Turkey is a very common ingredient in many types of dog food, but have you ever wondered if it’s okay to give your dog some of the turkey off of your plate? Maybe at Christmas or a piece from your turkey sandwich?
Is turkey safe for your dog to eat? The short answer is a cautious yes! Turkey is healthy and safe for your dog but with a few warnings.
The turkey is a large bird that comes from North America and is raised on farms as well as caught in the wild. It is a white meat that is famous for providing us with a Thanksgiving and Christmas Day feast and is commonly eaten in sandwiches.
Turkey is high in protein, niacin, selenium, zinc, phosphorus, vitamins B6, and B12 and is high in fat content unless it’s skinless.
Some of the health benefits of turkey include:
In general, it is clear that turkey is a delicious and highly beneficial food source for us humans, but what about dogs?
Turkey and Your Dog
While turkey is healthy for people, does it have any of the same benefits for your dog? To some degree, it does:
Lobster is generally good for your dog with enough essential vitamins and minerals that your dog needs, but there is a downside to giving lobster to your dog.
The Downside for Dogs
We’ve established that turkey has many health benefits for dogs, but what about the risks? There are some issues that need to be taken into consideration before giving your dog turkey from your plate.
Turkey skin is one of the unhealthier parts of the turkey. It has the highest fat content, and it tends to have a concentration of seasonings, which can all cause stomach upset or lead to pancreatitis. This is a serious condition that leads to death if left untreated and can be brought upon by food with high-fat content.
Ingredients and Seasonings
The turkey you typically prepare for yourself is usually full of ingredients such as onions or shallots, butter, sauces, and seasonings. Onions and garlic are toxic for your dog, so if you plan on giving your dog some turkey, you need to cook it plain. Avoid adding seasonings or ingredients such as oil, butter, or anything in the onion family.
The added ingredients commonly found with turkey dinners, such as stuffing and gravy, should also be avoided. Both gravy and stuffing are full of fat and usually contain some of the same ingredients already mentioned. Again, these ingredients are toxic and can lead to pancreatitis or stomach issues.
Veterinarians caution against bones for your dog, and this includes turkey bones. Bones from poultry, which includes chicken and turkey, are quite brittle, particularly when they’ve been cooked, and are also small in size.
Some of the injuries that may occur if you allow your dog to chew on turkey bones include:
- Injuries to the gums, mouth, and tongue
- Broken teeth
- Blockages in digestive and intestinal tracts
- Fragments from bones can pierce the intestines and stomach lining
- Rectal bleeding and constipation
In some cases, emergency surgery may have to be performed, so it’s better to be safe than sorry and keep those turkey bones away from your dog.
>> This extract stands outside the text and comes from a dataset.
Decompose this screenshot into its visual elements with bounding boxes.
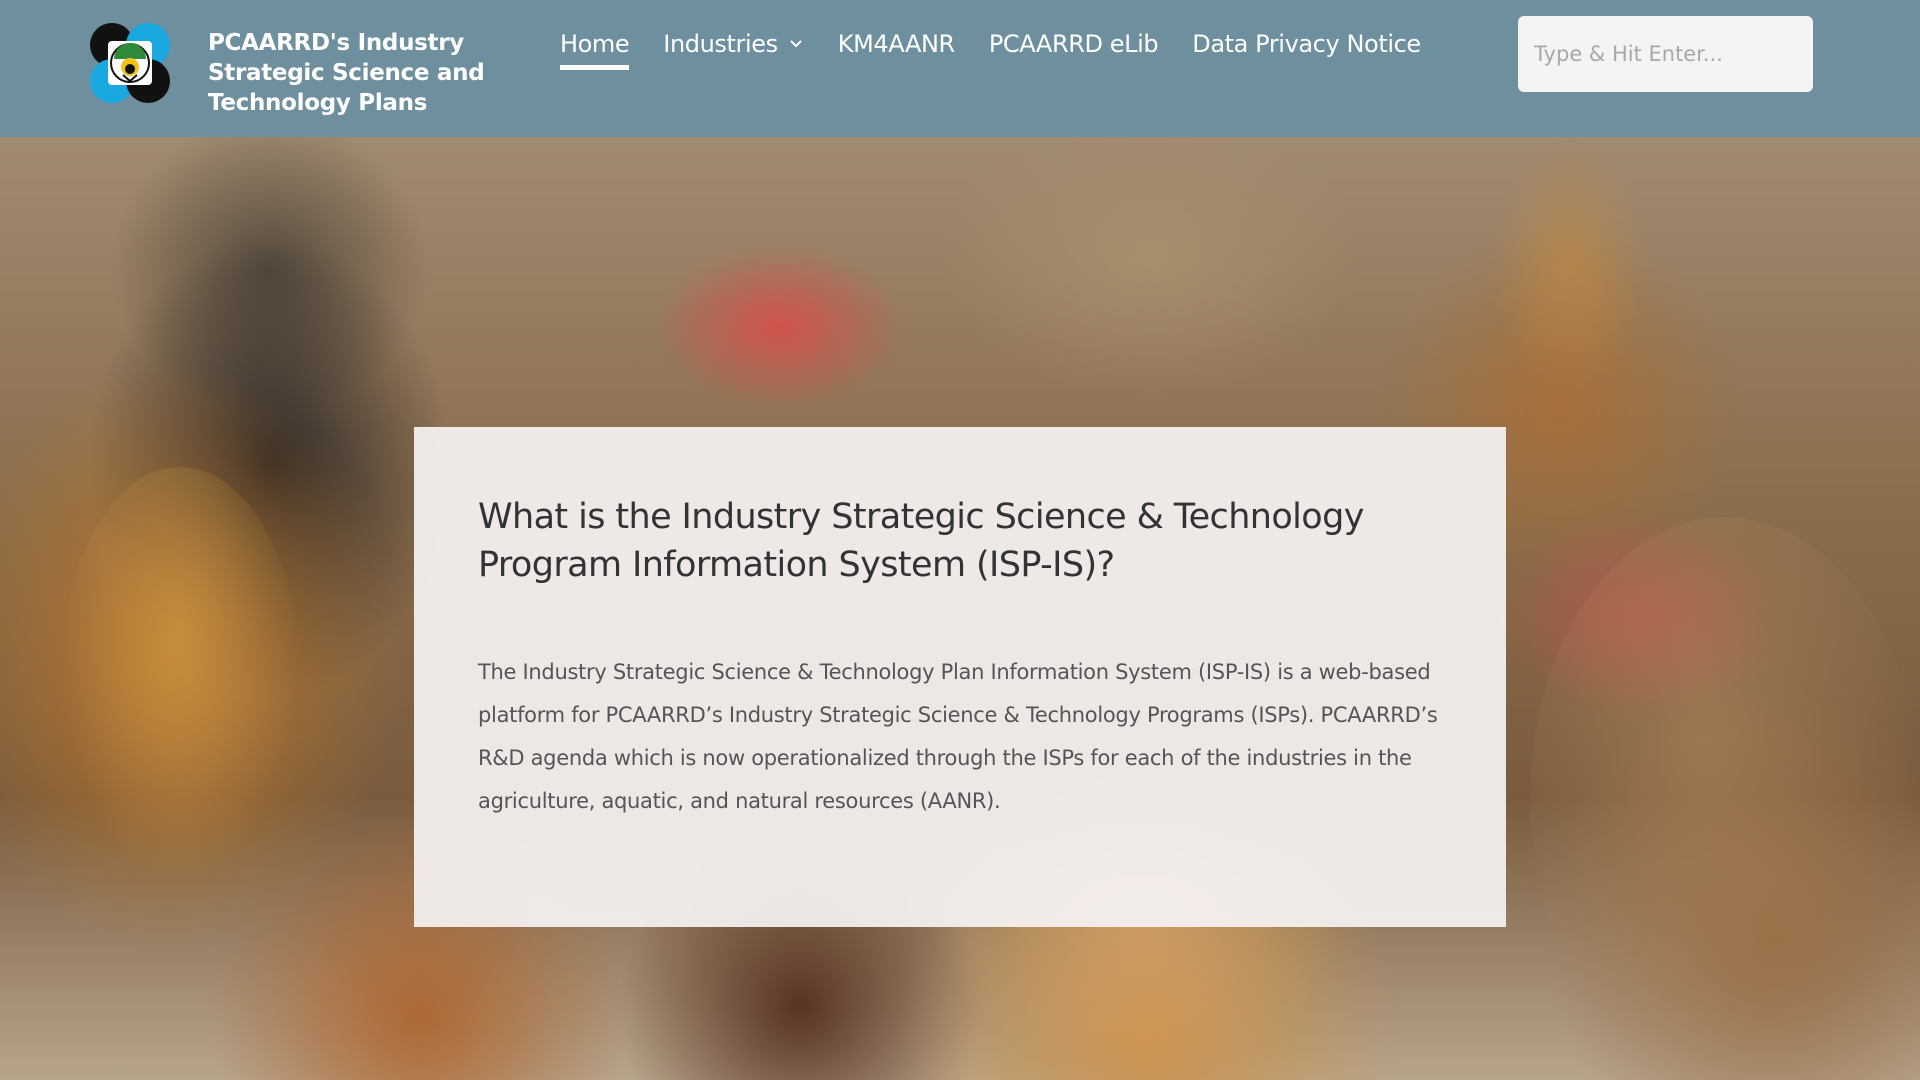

Be sure to clean up any bones on the counters or on plates before your dog manages to snatch one.
Quantity of Turkey
You should not give your dog a large amount of cooked turkey at one time and discuss adding turkey to your dog’s diet with your vet beforehand. If your dog suffers from any condition, such as obesity or diabetes, any changes in your dog’s diet should always include a conversation with your dog’s veterinarian.
Dogs are prone to food allergies just like us humans, and while allergies to poultry are rare, it can happen. If this is the first time your dog has eaten turkey, you should only give him a tiny amount and watch for any signs of an allergic reaction for the next several hours.
These are some of the signs of an allergic reaction:
- Bald spots and itchy skin
- Excessive scratching and licking
- Hot spots
- Red and infected skin
- Stomach cramps and excess gas
- Diarrhea and vomiting
- Ear infections
If your dog seems okay after a few hours, then clearly, he has no issues with turkey but if he begins to exhibit any of these symptoms, see your vet as soon as possible.
Is turkey safe for your dog? In general, the answer is yes, just as long as you avoid the added ingredients and seasonings as well as the skin and the bones. Your best bet is to cook any turkey meant for your dog separately from any that you might be cooking for you and your family. This way, you can ensure that it doesn’t have any harmful seasonings and is safe for your dog to eat.
As already discussed, it’s important to talk to your vet before adding a new ingredient to your dog’s diet. Using small morsels of turkey as a treat should be fine, just as long as you avoid feeding your dog table scraps regularly. You might encounter a number of health conditions such as obesity, hip dysplasia, diabetes, and the already mentioned pancreatitis. As long as you are 100% sure that the turkey you’re giving your dog will be good for him, then adding a little to his diet with your vet’s blessing will be a healthy and yummy snack that your dog will appreciate.